Logarithmic approximation: application in CFA Level I and interview questions

Good afternoon everyone,

I’m almost done going through the CFA material for the Level I curriculum and I came across what they simply call an approximation in the Schweser resources but what actually is in fact a logarithmic approximation of numbers close to 1.

What is the logarithmic approximation for numbers close to 1?

Assuming you have a number which is relatively close to 1, say, 1.02, then you can write the following:

$$x\simeq \ln (1+x)$$

Let’s plot two functions $f(x)=x$ and $g(x)=\ln (1+x)$ to see how they behave when $x$ is small:

As you cane see both function yield approximately the same value but $\ln (1+x)\le x$; let’s visualize the error of the approximation (in absolute values):

The error is pretty small! As we can see on the graph it gets larger as $x$ gets away from 0, but this the important thing is to see that, as long as $x$ is close to 0, the approximation is pretty good.

Application to CFA Level I: Fixed Income

At some point of the curriculum they discuss about, they talk about the term structure of the interest rates. As this term structure is not flat; higher interest rates are (usually) required for bonds with higher maturity. This is why you have different yield for bonds with the same features but different maturity $T$. Let’s yields defined at time $t$ for maturity is defined as $R(t,T)$, they are the spot yields at time $t$.

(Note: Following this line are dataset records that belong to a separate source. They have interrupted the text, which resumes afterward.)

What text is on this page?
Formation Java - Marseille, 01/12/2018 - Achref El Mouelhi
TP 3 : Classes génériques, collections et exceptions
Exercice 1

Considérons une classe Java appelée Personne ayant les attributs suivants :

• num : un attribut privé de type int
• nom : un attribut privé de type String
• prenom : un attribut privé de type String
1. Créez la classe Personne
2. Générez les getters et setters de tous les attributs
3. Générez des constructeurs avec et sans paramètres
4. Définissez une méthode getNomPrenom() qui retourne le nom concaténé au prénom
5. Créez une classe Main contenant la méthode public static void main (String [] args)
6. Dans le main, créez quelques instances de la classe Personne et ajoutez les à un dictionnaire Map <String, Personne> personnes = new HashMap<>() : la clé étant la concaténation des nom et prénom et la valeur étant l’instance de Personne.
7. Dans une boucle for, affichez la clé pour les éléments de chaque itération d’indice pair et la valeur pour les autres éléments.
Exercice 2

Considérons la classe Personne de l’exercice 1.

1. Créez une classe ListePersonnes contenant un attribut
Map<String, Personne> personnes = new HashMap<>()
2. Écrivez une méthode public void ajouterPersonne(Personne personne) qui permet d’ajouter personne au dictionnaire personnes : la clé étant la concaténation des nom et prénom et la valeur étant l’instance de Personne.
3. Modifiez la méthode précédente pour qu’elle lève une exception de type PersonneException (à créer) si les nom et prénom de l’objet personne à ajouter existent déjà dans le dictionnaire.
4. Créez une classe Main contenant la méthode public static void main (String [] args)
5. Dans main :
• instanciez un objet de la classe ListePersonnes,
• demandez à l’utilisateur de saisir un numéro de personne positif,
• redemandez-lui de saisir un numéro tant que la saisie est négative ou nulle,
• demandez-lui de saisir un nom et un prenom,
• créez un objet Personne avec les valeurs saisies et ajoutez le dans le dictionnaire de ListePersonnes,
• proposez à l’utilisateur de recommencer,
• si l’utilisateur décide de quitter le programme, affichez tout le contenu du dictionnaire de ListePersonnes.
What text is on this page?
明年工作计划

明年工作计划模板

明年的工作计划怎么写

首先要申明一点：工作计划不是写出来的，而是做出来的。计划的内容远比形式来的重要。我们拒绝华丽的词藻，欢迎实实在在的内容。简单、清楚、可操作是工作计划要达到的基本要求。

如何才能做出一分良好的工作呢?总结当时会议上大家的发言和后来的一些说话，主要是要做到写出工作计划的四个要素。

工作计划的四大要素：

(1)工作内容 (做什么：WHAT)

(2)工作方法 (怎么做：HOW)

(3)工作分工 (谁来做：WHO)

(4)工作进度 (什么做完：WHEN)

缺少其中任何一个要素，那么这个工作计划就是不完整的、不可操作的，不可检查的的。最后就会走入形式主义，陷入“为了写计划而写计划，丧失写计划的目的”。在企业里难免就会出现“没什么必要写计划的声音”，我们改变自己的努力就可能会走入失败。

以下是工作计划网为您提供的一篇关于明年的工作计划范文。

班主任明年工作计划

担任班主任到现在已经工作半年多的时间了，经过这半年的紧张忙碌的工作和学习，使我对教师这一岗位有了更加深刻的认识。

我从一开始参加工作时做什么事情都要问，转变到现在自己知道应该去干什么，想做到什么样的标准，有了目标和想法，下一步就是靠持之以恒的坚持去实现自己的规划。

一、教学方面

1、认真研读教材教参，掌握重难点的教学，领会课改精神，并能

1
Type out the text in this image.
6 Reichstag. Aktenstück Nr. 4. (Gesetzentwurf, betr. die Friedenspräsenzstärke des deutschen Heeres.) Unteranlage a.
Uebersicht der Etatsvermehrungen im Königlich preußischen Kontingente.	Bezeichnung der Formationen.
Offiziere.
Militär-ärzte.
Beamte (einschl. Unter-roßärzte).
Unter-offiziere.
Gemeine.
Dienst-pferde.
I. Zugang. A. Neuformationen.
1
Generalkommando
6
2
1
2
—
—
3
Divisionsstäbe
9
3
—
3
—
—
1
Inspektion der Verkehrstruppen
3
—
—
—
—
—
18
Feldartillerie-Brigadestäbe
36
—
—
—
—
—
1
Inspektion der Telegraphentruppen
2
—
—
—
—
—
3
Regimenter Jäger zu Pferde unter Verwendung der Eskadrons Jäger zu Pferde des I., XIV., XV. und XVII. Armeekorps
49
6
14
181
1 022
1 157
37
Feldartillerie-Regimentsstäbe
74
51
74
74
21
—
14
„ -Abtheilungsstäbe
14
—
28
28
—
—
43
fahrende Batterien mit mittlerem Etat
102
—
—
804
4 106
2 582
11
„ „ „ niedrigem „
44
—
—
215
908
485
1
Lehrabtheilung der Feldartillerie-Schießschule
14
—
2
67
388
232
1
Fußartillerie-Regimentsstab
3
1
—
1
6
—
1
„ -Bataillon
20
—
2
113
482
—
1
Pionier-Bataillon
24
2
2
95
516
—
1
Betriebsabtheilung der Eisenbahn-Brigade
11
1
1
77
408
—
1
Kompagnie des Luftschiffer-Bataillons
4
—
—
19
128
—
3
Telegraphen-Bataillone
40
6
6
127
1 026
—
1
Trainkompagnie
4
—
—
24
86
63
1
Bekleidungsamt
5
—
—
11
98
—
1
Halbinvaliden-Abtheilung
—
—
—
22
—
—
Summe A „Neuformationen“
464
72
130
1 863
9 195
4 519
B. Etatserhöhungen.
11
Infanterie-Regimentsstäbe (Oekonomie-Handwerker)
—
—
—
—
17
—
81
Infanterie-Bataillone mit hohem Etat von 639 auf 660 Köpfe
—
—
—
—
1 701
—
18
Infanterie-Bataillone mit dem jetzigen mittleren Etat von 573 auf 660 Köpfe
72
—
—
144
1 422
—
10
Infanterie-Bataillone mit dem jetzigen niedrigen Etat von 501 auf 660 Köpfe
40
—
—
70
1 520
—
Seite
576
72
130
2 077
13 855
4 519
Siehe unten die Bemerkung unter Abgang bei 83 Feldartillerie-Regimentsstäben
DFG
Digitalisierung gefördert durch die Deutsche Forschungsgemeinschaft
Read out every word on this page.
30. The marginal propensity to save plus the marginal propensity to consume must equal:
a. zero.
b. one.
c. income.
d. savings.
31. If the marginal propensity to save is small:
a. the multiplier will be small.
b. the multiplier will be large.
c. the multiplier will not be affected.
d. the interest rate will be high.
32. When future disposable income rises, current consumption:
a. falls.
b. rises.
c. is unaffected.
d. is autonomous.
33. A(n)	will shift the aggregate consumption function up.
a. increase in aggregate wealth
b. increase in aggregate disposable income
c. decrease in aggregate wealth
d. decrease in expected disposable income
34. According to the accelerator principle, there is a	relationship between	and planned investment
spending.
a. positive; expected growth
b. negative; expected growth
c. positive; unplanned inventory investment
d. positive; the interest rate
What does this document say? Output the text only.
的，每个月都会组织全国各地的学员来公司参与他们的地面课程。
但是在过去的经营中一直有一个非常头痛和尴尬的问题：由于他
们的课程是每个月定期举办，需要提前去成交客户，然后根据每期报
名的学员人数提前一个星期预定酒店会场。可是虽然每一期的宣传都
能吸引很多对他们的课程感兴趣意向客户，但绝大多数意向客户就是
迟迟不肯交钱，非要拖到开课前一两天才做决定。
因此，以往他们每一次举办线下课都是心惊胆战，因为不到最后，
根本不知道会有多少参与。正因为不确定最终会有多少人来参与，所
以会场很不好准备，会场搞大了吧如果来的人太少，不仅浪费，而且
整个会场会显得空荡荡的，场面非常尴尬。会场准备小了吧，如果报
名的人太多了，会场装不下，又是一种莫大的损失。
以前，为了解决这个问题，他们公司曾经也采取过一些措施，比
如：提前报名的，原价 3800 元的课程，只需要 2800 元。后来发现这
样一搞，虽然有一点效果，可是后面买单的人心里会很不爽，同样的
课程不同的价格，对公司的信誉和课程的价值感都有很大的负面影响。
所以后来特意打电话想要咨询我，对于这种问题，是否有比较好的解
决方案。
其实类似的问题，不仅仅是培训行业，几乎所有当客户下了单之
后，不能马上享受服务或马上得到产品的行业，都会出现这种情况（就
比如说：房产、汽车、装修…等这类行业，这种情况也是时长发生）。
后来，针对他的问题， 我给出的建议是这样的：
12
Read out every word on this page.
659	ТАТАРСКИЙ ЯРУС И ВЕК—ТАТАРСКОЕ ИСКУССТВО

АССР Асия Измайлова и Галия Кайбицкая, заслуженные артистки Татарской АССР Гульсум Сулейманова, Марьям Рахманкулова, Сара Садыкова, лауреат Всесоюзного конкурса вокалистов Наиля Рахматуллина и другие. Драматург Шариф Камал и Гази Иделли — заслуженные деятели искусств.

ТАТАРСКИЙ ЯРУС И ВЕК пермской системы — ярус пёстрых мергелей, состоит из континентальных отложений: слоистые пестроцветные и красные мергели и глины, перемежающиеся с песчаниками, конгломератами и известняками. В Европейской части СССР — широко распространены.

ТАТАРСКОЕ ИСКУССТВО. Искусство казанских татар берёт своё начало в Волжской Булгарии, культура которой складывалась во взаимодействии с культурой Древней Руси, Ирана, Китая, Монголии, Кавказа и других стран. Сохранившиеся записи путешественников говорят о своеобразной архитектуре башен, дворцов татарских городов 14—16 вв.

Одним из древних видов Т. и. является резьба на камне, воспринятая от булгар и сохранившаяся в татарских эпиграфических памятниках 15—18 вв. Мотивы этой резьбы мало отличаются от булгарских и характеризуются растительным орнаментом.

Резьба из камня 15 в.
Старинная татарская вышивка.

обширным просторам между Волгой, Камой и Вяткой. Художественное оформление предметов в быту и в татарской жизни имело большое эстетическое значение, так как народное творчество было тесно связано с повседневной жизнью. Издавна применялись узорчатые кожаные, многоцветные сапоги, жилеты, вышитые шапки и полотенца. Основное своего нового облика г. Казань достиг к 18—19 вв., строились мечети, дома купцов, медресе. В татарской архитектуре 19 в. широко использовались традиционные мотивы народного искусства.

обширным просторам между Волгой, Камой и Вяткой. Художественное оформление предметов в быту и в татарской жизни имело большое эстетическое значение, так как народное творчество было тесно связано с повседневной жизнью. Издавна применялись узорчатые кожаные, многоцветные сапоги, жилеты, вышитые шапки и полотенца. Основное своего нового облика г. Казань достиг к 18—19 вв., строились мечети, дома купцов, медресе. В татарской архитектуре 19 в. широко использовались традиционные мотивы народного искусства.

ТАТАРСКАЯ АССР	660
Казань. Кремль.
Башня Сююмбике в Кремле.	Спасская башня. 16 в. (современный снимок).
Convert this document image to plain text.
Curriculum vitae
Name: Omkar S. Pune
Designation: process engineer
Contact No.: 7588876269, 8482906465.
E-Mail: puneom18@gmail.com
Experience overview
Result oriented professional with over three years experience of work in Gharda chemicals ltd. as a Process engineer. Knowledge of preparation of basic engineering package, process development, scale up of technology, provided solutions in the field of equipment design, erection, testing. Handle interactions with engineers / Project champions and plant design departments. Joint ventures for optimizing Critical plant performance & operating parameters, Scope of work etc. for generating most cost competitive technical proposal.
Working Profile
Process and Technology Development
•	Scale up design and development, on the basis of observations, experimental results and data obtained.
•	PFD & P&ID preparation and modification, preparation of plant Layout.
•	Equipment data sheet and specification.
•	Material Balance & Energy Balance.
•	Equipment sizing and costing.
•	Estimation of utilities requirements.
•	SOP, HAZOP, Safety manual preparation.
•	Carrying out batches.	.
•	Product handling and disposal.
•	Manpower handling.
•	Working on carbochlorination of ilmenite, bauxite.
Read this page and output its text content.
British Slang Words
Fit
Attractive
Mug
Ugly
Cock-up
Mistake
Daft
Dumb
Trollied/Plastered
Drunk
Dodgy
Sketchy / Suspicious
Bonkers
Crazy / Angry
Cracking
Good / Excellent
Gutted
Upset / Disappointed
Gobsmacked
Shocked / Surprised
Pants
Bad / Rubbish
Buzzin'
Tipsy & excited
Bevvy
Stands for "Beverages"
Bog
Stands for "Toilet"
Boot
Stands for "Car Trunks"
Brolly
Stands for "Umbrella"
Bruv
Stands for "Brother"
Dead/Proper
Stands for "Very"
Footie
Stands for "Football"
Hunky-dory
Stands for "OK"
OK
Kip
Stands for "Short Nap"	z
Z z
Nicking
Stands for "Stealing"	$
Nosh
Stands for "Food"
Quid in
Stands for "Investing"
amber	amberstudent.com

There is also the possibility to enter a forward agreement, called forward yield, which allows you at time $t$ to have a certain rate between time $T$ and $S$, which we denote by $F(t,T,S)$.

Now, if you now the term structure of the interest rates at time $t$, for $T$ and $S$ (i.e. you know $R(t,T)$ and $R(t,S)$), you can then find the forward rate $F(t,T,S)$ as follows:

$$F(t,T,S)={\left(\frac{(1+R(t,S){)}^{S-t}}{(1+R(t,T){)}^{T-t}}\right)}^{\frac{1}{S-T}}-1$$

Let’s take an example, you know that $R(0,2)=4\mathrm{\%}$ and $R(0,3)=5\mathrm{\%}$ and you want to calculate $F(0,2,3)$. By applying the formula above, you find that $F(0,2,3)=7.03\mathrm{\%}$.

You could also have used the logarithmic approximation by noticing that $1+F(0,2,3)$ if close to 1, and since $ln(1+x)\simeq x$, well you can write:

$$\ln (1+F(0,2,3))=\ln ({(1+\frac{(1+R(0,3){)}^3}{(1+R(0,2){)}^2})}^1-1)$$

$$\ln (1+F(0,2,3))=\ln \left(\frac{(1+R(0,3){)}^3}{(1+R(0,2){)}^2}\right)$$

Using the properties of logarithms, you can write that:

$$\ln (1+F(0,2,3))=\ln ((1+R(0,3){)}^3)–\ln ((1+R(0,2){)}^2)$$

$$\ln (1+F(0,2,3))=2\ln (1+R(0,3))–3\ln (1+R(0,2))$$

Now you can apply the logarithmic approximation here : $\ln (1+R(t,T))\simeq R(t,T)$ and it follows that:

$$\ln (1+F(0,2,3))=2R(0,3)-3R(0,2)=0.07\simeq F(0,2,3)$$

As you can see, both the real value, 7.03% and 7.00% are pretty close!

For the general case, we can write:

$$\ln (1+F(t,T,S))=\ln (1+{\left(\frac{(1+R(t,S){)}^{S-t}}{(1+R(t,T){)}^{T-t}}\right)}^{\frac{1}{S-T}}-1)\simeq F(t,T,S)$$

$$F(t,T,S)=\frac{1}{S-T}((S-t)\ln (1+R(t,S))–(T-t)\ln (1+R(t,T)))$$

$$F(t,T,S)\simeq \frac{1}{S-T}((S-t)R(t,S)–(T-t)R(t,T))$$

For $t=0$, we get:

$$F(0,T,S)\simeq \frac{1}{S-T}(S\cdot R(0,S)–T\cdot R(0,T))$$

Application to potential interview questions

In interviews, especially for a quantitative position, the interviewer might want to know if you’re aware of this logarithmic approximation. Therefore, they would ask you to compute without a calculator the following in a short period of time:

$$\frac{(1.02{)}^6\cdot (1.01{)}^4}{(1.03{)}^3\cdot (1.05{)}^2}$$

The only way to perform this computation properly is to nice that result would be close to 1, and hence look like $1+x$. You can then approximate $x$ using the logarithmic approximation $\ln (1+x)\simeq x$:

$$x\simeq \ln \left(\frac{(1.02{)}^6\cdot (1.01{)}^4}{(1.03{)}^3\cdot (1.05{)}^2}\right)$$

$$x\simeq \ln ((1.02{)}^6\cdot (1.01{)}^4)–\ln ((1.03{)}^3\cdot (1.05{)}^2)$$

$$x\simeq 6\ln (1.02)+4\ln (1.01)–(3\ln (1.03)+2\ln (1.05))$$

$$x\simeq 6\cdot 2\mathrm{\%}+4\cdot 1\mathrm{\%}–3\cdot 3\mathrm{\%}–2\cdot 5\mathrm{\%}=-3\mathrm{\%}$$

Hence, you estimate that :

$$\frac{(1.02{)}^6\cdot (1.01{)}^4}{(1.03{)}^3\cdot (1.05{)}^2}\simeq 1+x=0.97$$

If you use a calculator, you find that the result is 0.9727388, which is pretty close to 0.97.

Pretty cool huh?

I’ll be back with more CFA footage soon!